Gelelim yine aptallık konusuna.

Siz ne düşünürsünüz bilmem ama aslında millet olarak aptallıktan çok "karşıdakini aptal yerine koyma" hususunda bir nicelik arz ettiğimiz kanaatindeyim.

Açın önünüze bir gazeteyi... Her sayfada en az üç tane aptal yerine koymaya dayalı haber bulursunuz. Kurumlar kişileri, kişiler kurumları, kişilerle kişiler birbirini aptal yerine koymuştur.

Tartışmalarda biraz da laf olsun diye söylenen "Sen beni aptal mı sanıyorsun?" şeklindeki klişe soru aslında çok doğru bir tespitin ifadesidir.

Evet herkes birbirine aptal muamelesi yapmaktadır!

Bu muamelenin göstergesi olan televizyon programları bile vardır.

Bütün kış seyrettik. Bir sarışın, eski ama halá seksi yıldızımızın, adı "Sıradaki gelsin" olması gereken programda, huzurlarınızda yaşadığı aşkların kurgu falan değil "sahici aşk" olduğu iddia edildi mesela.

Halá da ediliyor. Sırası geçen áşıkların itirafına rağmen.

Yani ısrarcılar da aynı zamanda. "Yemedik" diyorsunuz, "Yersin, yersin" diyorlar.

Hayır, madem her şey sahiciydi... Allah’ın müebbet seksapel bahşettiği bu yıldızımız, her katıldığı televizyon programında, koltuğa oturur oturmaz "Çok güzel bakıyorsun bana" dediği gibi bir güzel cümle kuramaz mıydı o kendini paralayan "áşıklar"dan birine? İlaç için?

* * *

Bakın ben bile şu anda sanki hiç bilinmeyen, kimsenin aklına hayaline gelmeyecek bir konuya parmak basıyormuşum gibi yapmak suretiyle sizi aptal yerine koymaya kalkıyorum.

İçimize işlemiş. Böyle geçiniyoruz.

MIŞ-MUŞ

Bodrum’da birçok belediyecinin rüşvet zengini olduğu ortaya çıkmış.

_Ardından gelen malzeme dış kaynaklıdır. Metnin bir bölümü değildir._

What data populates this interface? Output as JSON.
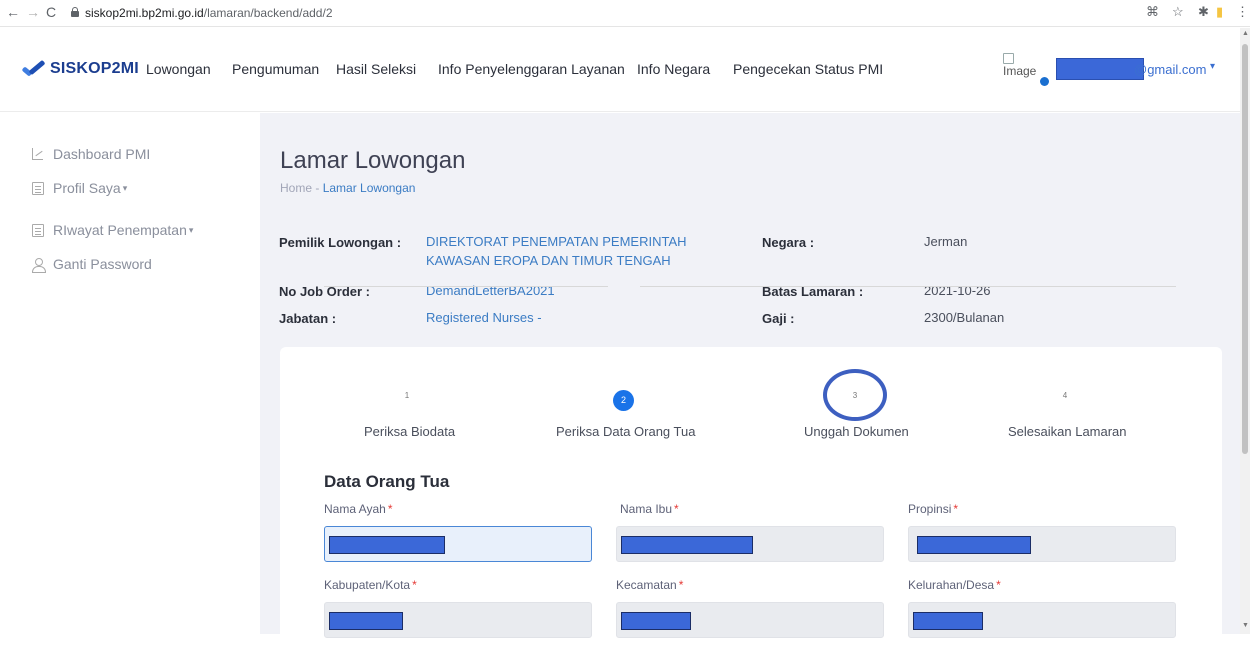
{
  "browser": {
    "back_icon": "←",
    "forward_icon": "→",
    "reload_icon": "C",
    "url_host": "siskop2mi.bp2mi.go.id",
    "url_path": "/lamaran/backend/add/2",
    "translate_icon": "⌘",
    "star_icon": "☆",
    "extensions_icon": "✱",
    "bookmark_icon": "▮",
    "menu_icon": "⋮"
  },
  "header": {
    "logo_text": "SISKOP2MI",
    "menu": [
      "Lowongan",
      "Pengumuman",
      "Hasil Seleksi",
      "Info Penyelenggaran Layanan",
      "Info Negara",
      "Pengecekan Status PMI"
    ],
    "image_alt": "Image",
    "user_email_suffix": "@gmail.com",
    "user_caret": "▾"
  },
  "sidebar": {
    "items": [
      {
        "label": "Dashboard PMI",
        "caret": ""
      },
      {
        "label": "Profil Saya",
        "caret": "▾"
      },
      {
        "label": "RIwayat Penempatan",
        "caret": "▾"
      },
      {
        "label": "Ganti Password",
        "caret": ""
      }
    ]
  },
  "page": {
    "title": "Lamar Lowongan",
    "breadcrumb_home": "Home",
    "breadcrumb_sep": "-",
    "breadcrumb_current": "Lamar Lowongan"
  },
  "job_info": {
    "owner_label": "Pemilik Lowongan :",
    "owner_line1": "DIREKTORAT PENEMPATAN PEMERINTAH",
    "owner_line2": "KAWASAN EROPA DAN TIMUR TENGAH",
    "job_order_label": "No Job Order :",
    "job_order_value": "DemandLetterBA2021",
    "position_label": "Jabatan :",
    "position_value": "Registered Nurses -",
    "country_label": "Negara :",
    "country_value": "Jerman",
    "deadline_label": "Batas Lamaran :",
    "deadline_value": "2021-10-26",
    "salary_label": "Gaji :",
    "salary_value": "2300/Bulanan"
  },
  "stepper": {
    "steps": [
      {
        "num": "1",
        "label": "Periksa Biodata"
      },
      {
        "num": "2",
        "label": "Periksa Data Orang Tua"
      },
      {
        "num": "3",
        "label": "Unggah Dokumen"
      },
      {
        "num": "4",
        "label": "Selesaikan Lamaran"
      }
    ],
    "active_step": 2
  },
  "form": {
    "section_title": "Data Orang Tua",
    "required_mark": "*",
    "fields": [
      {
        "label": "Nama Ayah"
      },
      {
        "label": "Nama Ibu"
      },
      {
        "label": "Propinsi"
      },
      {
        "label": "Kabupaten/Kota"
      },
      {
        "label": "Kecamatan"
      },
      {
        "label": "Kelurahan/Desa"
      }
    ]
  },
  "colors": {
    "accent": "#1a73e8",
    "link": "#3b7cc4",
    "redaction": "#3b68d8",
    "required": "#e53935"
  }
}
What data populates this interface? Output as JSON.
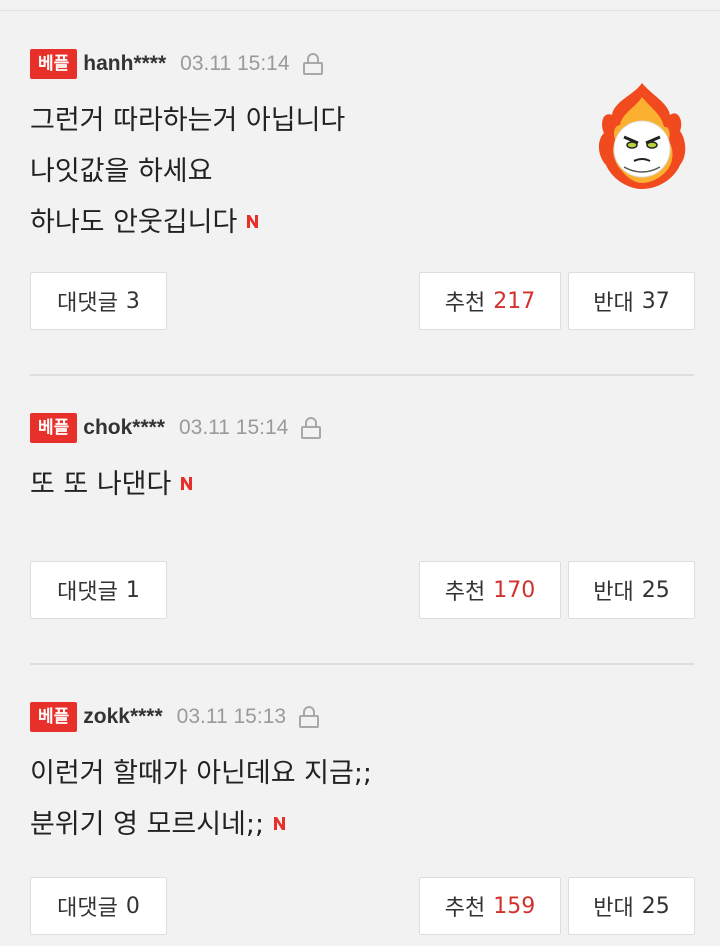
{
  "comments": [
    {
      "badge": "베플",
      "username": "hanh****",
      "timestamp": "03.11 15:14",
      "lines": [
        "그런거 따라하는거 아닙니다",
        "나잇값을 하세요",
        "하나도 안웃깁니다"
      ],
      "reply_label": "대댓글",
      "reply_count": "3",
      "up_label": "추천",
      "up_count": "217",
      "down_label": "반대",
      "down_count": "37"
    },
    {
      "badge": "베플",
      "username": "chok****",
      "timestamp": "03.11 15:14",
      "lines": [
        "또 또 나댄다"
      ],
      "reply_label": "대댓글",
      "reply_count": "1",
      "up_label": "추천",
      "up_count": "170",
      "down_label": "반대",
      "down_count": "25"
    },
    {
      "badge": "베플",
      "username": "zokk****",
      "timestamp": "03.11 15:13",
      "lines": [
        "이런거 할때가 아닌데요 지금;;",
        "분위기 영 모르시네;;"
      ],
      "reply_label": "대댓글",
      "reply_count": "0",
      "up_label": "추천",
      "up_count": "159",
      "down_label": "반대",
      "down_count": "25"
    }
  ],
  "colors": {
    "badge": "#e8302a",
    "up_count": "#d2322d",
    "new_icon": "#e8302a",
    "background": "#f2f2f2"
  },
  "icons": {
    "lock": "lock-icon",
    "new": "new-n-icon",
    "avatar": "flame-mascot-avatar"
  }
}
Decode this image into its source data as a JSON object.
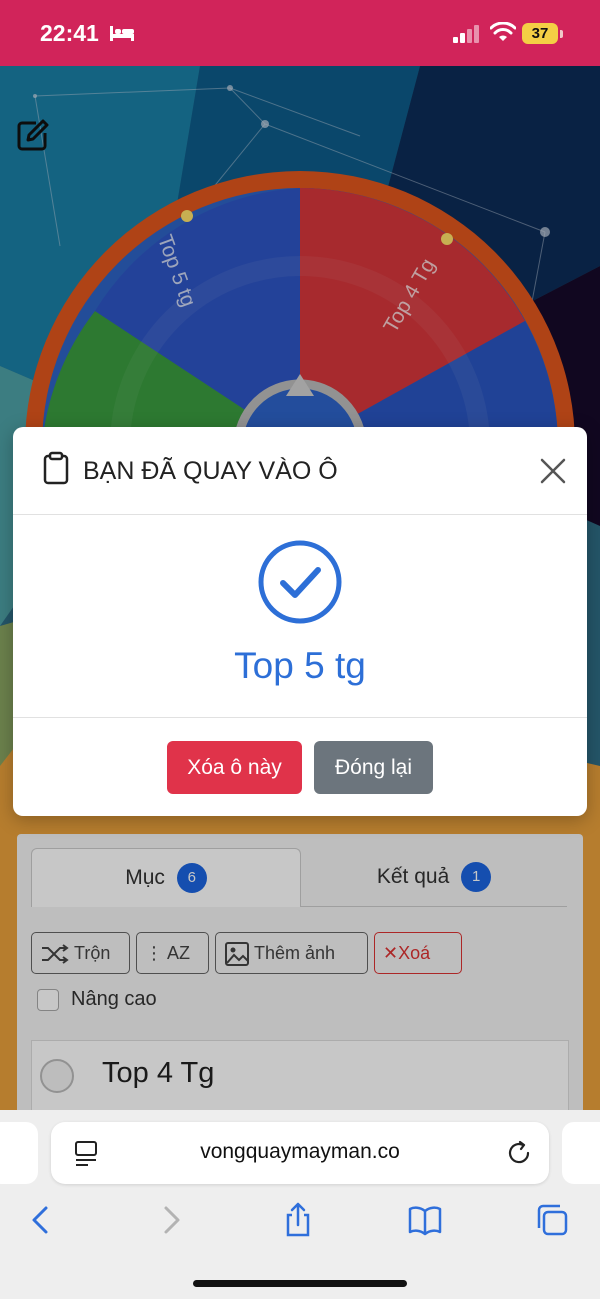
{
  "status_bar": {
    "time": "22:41",
    "battery": "37",
    "background_color": "#d1245a"
  },
  "wheel": {
    "segment_labels": [
      "Top 5 tg",
      "Top 4 Tg"
    ]
  },
  "modal": {
    "title": "BẠN ĐÃ QUAY VÀO Ô",
    "result": "Top 5 tg",
    "delete_button": "Xóa ô này",
    "close_button": "Đóng lại",
    "accent_color": "#2d6fd7"
  },
  "panel": {
    "tabs": [
      {
        "label": "Mục",
        "count": "6"
      },
      {
        "label": "Kết quả",
        "count": "1"
      }
    ],
    "tools": {
      "shuffle": "Trộn",
      "sort": "AZ",
      "add_image": "Thêm ảnh",
      "clear": "Xoá"
    },
    "advanced_label": "Nâng cao",
    "items": [
      "Top 4 Tg"
    ]
  },
  "browser": {
    "url": "vongquaymayman.co"
  }
}
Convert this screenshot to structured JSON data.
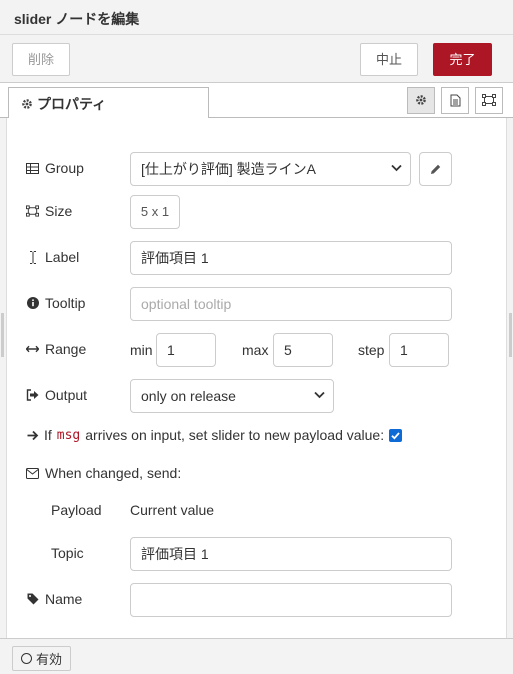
{
  "dialog": {
    "title": "slider ノードを編集"
  },
  "toolbar": {
    "delete_label": "削除",
    "cancel_label": "中止",
    "done_label": "完了"
  },
  "tabs": {
    "properties_label": "プロパティ"
  },
  "icons": {
    "settings": "gear-icon",
    "description": "document-icon",
    "appearance": "frame-icon",
    "group": "table-icon",
    "size": "resize-icon",
    "label": "text-cursor-icon",
    "tooltip": "info-icon",
    "range": "arrows-horizontal-icon",
    "output": "sign-out-icon",
    "if_msg": "arrow-right-icon",
    "when_changed": "envelope-icon",
    "name": "tag-icon"
  },
  "form": {
    "group_label": "Group",
    "group_value": "[仕上がり評価] 製造ラインA",
    "size_label": "Size",
    "size_value": "5 x 1",
    "label_label": "Label",
    "label_value": "評価項目 1",
    "tooltip_label": "Tooltip",
    "tooltip_placeholder": "optional tooltip",
    "range_label": "Range",
    "min_label": "min",
    "min_value": "1",
    "max_label": "max",
    "max_value": "5",
    "step_label": "step",
    "step_value": "1",
    "output_label": "Output",
    "output_value": "only on release",
    "if_msg_prefix": "If",
    "if_msg_code": "msg",
    "if_msg_suffix": "arrives on input, set slider to new payload value:",
    "if_msg_checked": true,
    "when_changed_label": "When changed, send:",
    "payload_label": "Payload",
    "payload_value": "Current value",
    "topic_label": "Topic",
    "topic_value": "評価項目 1",
    "name_label": "Name",
    "name_value": ""
  },
  "footer": {
    "enabled_label": "有効"
  },
  "colors": {
    "accent": "#ad1625",
    "checkbox": "#0e6bd6"
  }
}
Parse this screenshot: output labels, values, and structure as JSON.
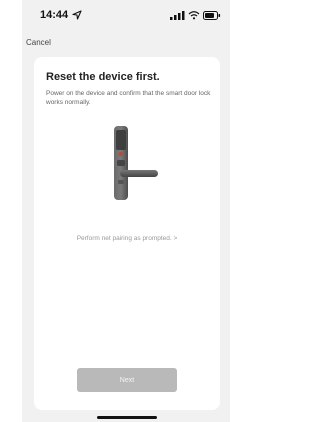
{
  "status_bar": {
    "time": "14:44",
    "icons": [
      "location-arrow-icon",
      "cellular-signal-icon",
      "wifi-icon",
      "battery-icon"
    ]
  },
  "nav": {
    "cancel_label": "Cancel"
  },
  "card": {
    "title": "Reset the device first.",
    "description": "Power on the device and confirm that the smart door lock works normally.",
    "illustration": "smart-door-lock-icon",
    "pairing_link": "Perform net pairing as prompted. >",
    "next_label": "Next"
  },
  "colors": {
    "background": "#f1f1f1",
    "card": "#ffffff",
    "button": "#b9b9b9",
    "lock_body": "#555555"
  }
}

Biz onları "bina zenginliği"nden biliyorduk zaten.

Petek Dinçöz, "Petek Bebek" ismiyle bebek üretecekmiş.

Bir yandan da "doğal üretim" sürüyor. Ortalık habire elbise değiştiren "bebekler"le dolu.

Doktorlar İstanbul’a mecburi hizmetle gelecekmiş.

Düne kadar İstanbul’da yaşayandan ek vergi alınması düşünülüyordu; hangisidir İstanbul?